Al via “Guarda che ti Riguarda”

Pratiche commerciali scorrette, credito al consumo e servizi finanziari, telemarketing, servizi turistici e garanzie post vendita. Sono queste le 5 tematiche oggetto del nuovo progetto "Guarda che ti riguarda" che nel corso del prossimo anno verrà realizzato da altrettante Associazioni dei Consumatori: Movimento Difesa del Cittadino, Assoutenti, Codacons, Confconsumatori e Unione Nazionale Consumatori. Il progetto è finanziato dal Ministero dello Sviluppo Economico grazie ai proventi delle "multe Antitrust". Non nasconde la sua soddisfazione nello "spendere i soldi delle Aziende che sono state scorrette nei confronti dei consumatori" Massimiliano Dona, segretario generale dell’UNC, che nell’ambito del progetto si occuperà di approfondire gli aspetti legati alle garanzie post vendita. "Un argomento paradosso – spiega Dona – dal momento che, pur riguardando tutti i consumatori, è il settore nel quale si sono riscontrate più difficoltà nell’applicazione concreta della normativa". Il segretario generale si riferisce all’atteggiamento dei venditori che di fronte al diritto dei consumatori di vedersi sostituito o riparato un bene difettoso fanno orecchie da mercanti.

Le pratiche commerciali scorrette saranno l’argomento trattato da Assoutenti che, al fine di diffondere le azioni poste in essere dai soggetti competenti volte a sanzionare la pubblicità ingannevole, realizzerà una newsletter in collaborazione con Help Consumatori: "C’è un diffuso scetticismo circa il fatto che le aziende paghino realmente le multe comminate spiega Mario Finzi, presidente Assoutenti – Nella newsletter portiamo alla luce tutto l’iter del procedimento sanzionatorio fino alle estreme conseguenze compresi i ricorsi al TAR e al Consiglio di Stato, fase quasi sempre dimenticata".

Il Codacons, invece, si occuperà del telemarketing oggetto di una recente innovazione normativa.
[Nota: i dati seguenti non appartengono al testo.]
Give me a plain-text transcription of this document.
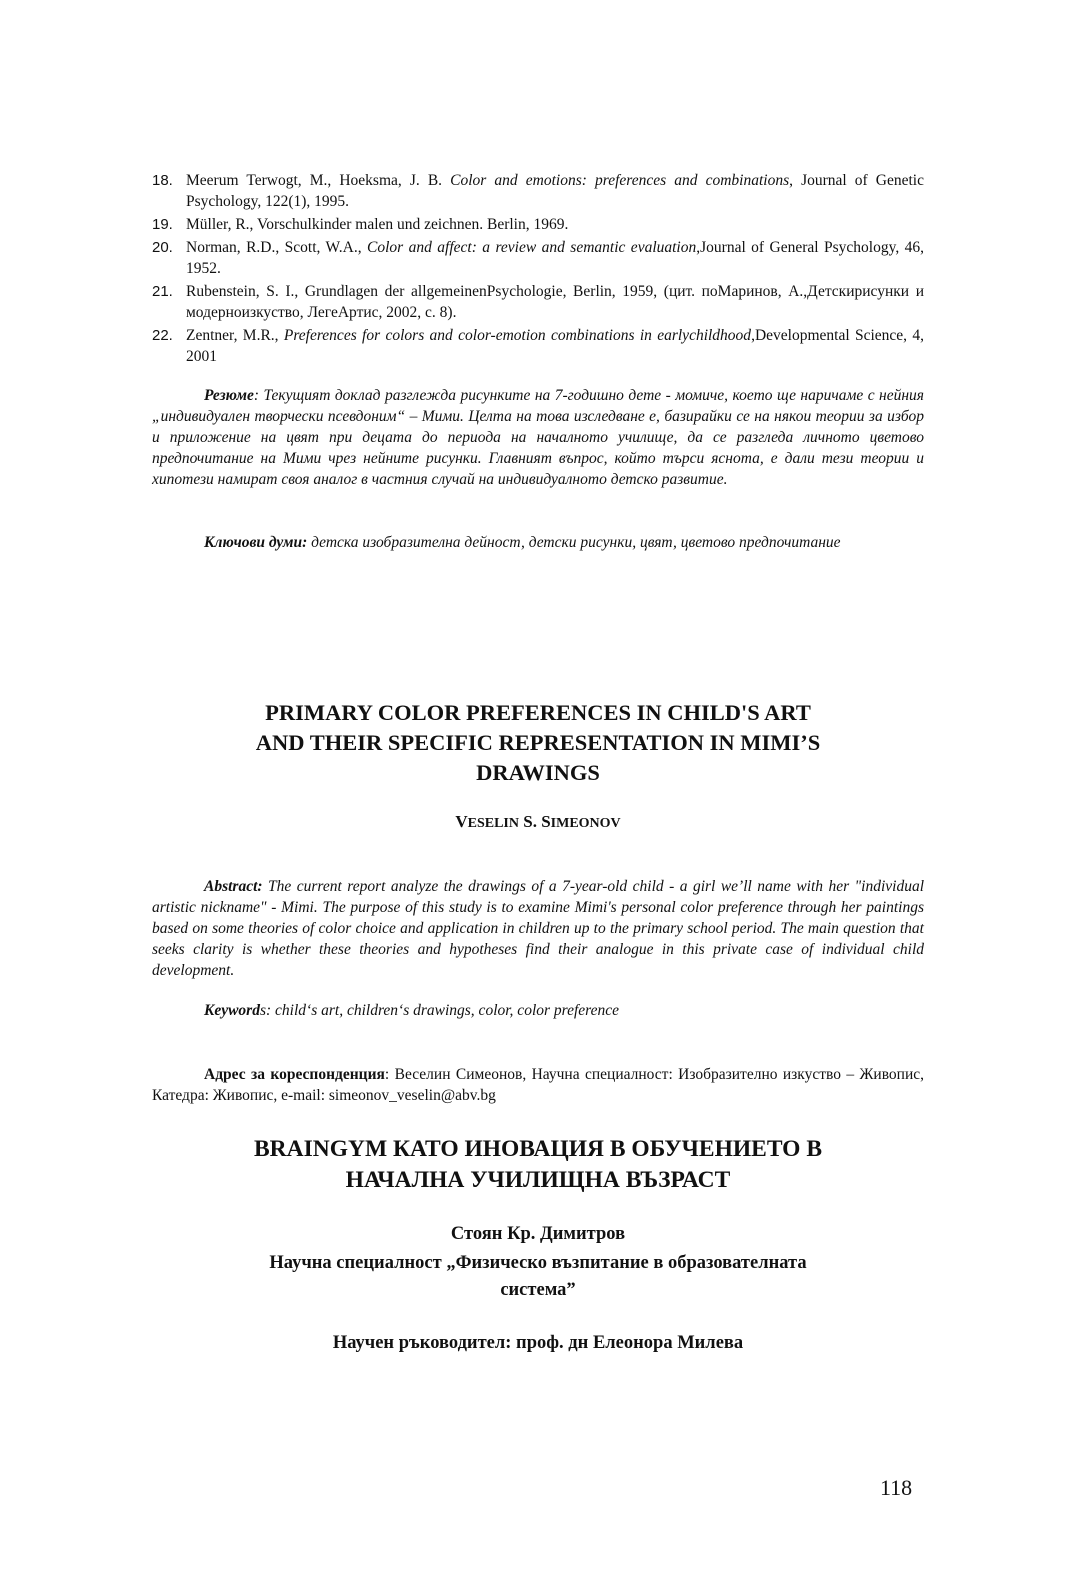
18. Meerum Terwogt, M., Hoeksma, J. B. Color and emotions: preferences and combinations, Journal of Genetic Psychology, 122(1), 1995.
19. Müller, R., Vorschulkinder malen und zeichnen. Berlin, 1969.
20. Norman, R.D., Scott, W.A., Color and affect: a review and semantic evaluation,Journal of General Psychology, 46, 1952.
21. Rubenstein, S. I., Grundlagen der allgemeinenPsychologie, Berlin, 1959, (цит. поМаринов, А.,Детскирисунки и модерноизкуство, ЛегеАртис, 2002, с. 8).
22. Zentner, M.R., Preferences for colors and color-emotion combinations in earlychildhood,Developmental Science, 4, 2001
Резюме: Текущият доклад разглежда рисунките на 7-годишно дете - момиче, което ще наричаме с нейния „индивидуален творчески псевдоним“ – Мими. Целта на това изследване е, базирайки се на някои теории за избор и приложение на цвят при децата до периода на началното училище, да се разгледа личното цветово предпочитание на Мими чрез нейните рисунки. Главният въпрос, който търси яснота, е дали тези теории и хипотези намират своя аналог в частния случай на индивидуалното детско развитие.
Ключови думи: детска изобразителна дейност, детски рисунки, цвят, цветово предпочитание
PRIMARY COLOR PREFERENCES IN CHILD'S ART
AND THEIR SPECIFIC REPRESENTATION IN MIMI’S
DRAWINGS
VESELIN S. SIMEONOV
Abstract: The current report analyze the drawings of a 7-year-old child - a girl we’ll name with her "individual artistic nickname" - Mimi. The purpose of this study is to examine Mimi's personal color preference through her paintings based on some theories of color choice and application in children up to the primary school period. The main question that seeks clarity is whether these theories and hypotheses find their analogue in this private case of individual child development.
Keywords: child‘s art, children‘s drawings, color, color preference
Адрес за кореспонденция: Веселин Симеонов, Научна специалност: Изобразително изкуство – Живопис, Катедра: Живопис, e-mail: simeonov_veselin@abv.bg
BRAINGYM КАТО ИНОВАЦИЯ В ОБУЧЕНИЕТО В
НАЧАЛНА УЧИЛИЩНА ВЪЗРАСТ
Стоян Кр. Димитров
Научна специалност „Физическо възпитание в образователната
система”
Научен ръководител: проф. дн Елеонора Милева
118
Con l’introduzione del registro delle opposizioni, infatti, la normativa precedente è stata ribaltata dando alle imprese l’onere di informarsi circa la volontà dei consumatori di ricevere o meno telefonate a fini pubblicitari. "Il nostro compito – spiega Gianluca D’Ascenzo, vicepresidente Codacons – sarà quello di contribuire all’attività della Fondazione Bordoni (che si occupa di gestire il registro delle opposizioni) nella speranza che la nuovo disciplina sia l’occasione per risolvere un annoso problema di cui a più riprese si è occupato il Garante Privacy".

Il credito al consumo sarà al centro dell’attività del Movimento Difesa del Cittadino che, come le altre Associazioni, nel rispetto dei propri argomenti, ha realizzato un opuscolo che raccoglie tutta la normativa a riguardo. "E’ recente il caso Aiazzone che ha coinvolto diversi consumatori molti dei quali contestualmente all’acquisto dei mobili avevano sottoscritto un contratto di finanziamento – spiega Antonio Longo, presidente MDC – Grazie alle nuove norme, introdotte lo scorso febbraio, questi consumatori hanno potuto beneficiare di maggiori tutele".
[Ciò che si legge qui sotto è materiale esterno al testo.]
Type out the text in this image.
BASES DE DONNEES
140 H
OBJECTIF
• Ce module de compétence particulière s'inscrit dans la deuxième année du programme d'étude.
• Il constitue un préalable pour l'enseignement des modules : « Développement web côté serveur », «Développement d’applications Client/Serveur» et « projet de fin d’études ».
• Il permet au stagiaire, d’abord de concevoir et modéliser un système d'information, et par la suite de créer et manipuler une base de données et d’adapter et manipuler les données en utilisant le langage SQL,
La Confconsumatori, infine, approfondirà la tematica relativa al turismo: "Le Associazioni dei Consumatori sono abituate sia d’estate che d’inverno, a ricevere le lamentele di chi è tornato dalle vacanze. Strutture alberghiere che non corrispondono alle illustrazioni dei cataloghi, volo cancellato, bagaglio smarrito – spiega Mara Colla, presidente Confconsumatori – sono alcune delle lamentele che si ripetono di anno in anno, di stagione in stagione; altre si rinnovano ogni anno. Il nostro obiettivo sarà fornire al consumatori una serie di informazioni preventive in modo che possano già in loco far valere i propri diritti".

Al di là degli argomenti propri di ciascuna Associazione, l’obiettivo comune è quello di contribuire a diffondere maggiore consapevolezza dei propri diritti nei consumatori: è questa la chiave di svolta in una moderna economia.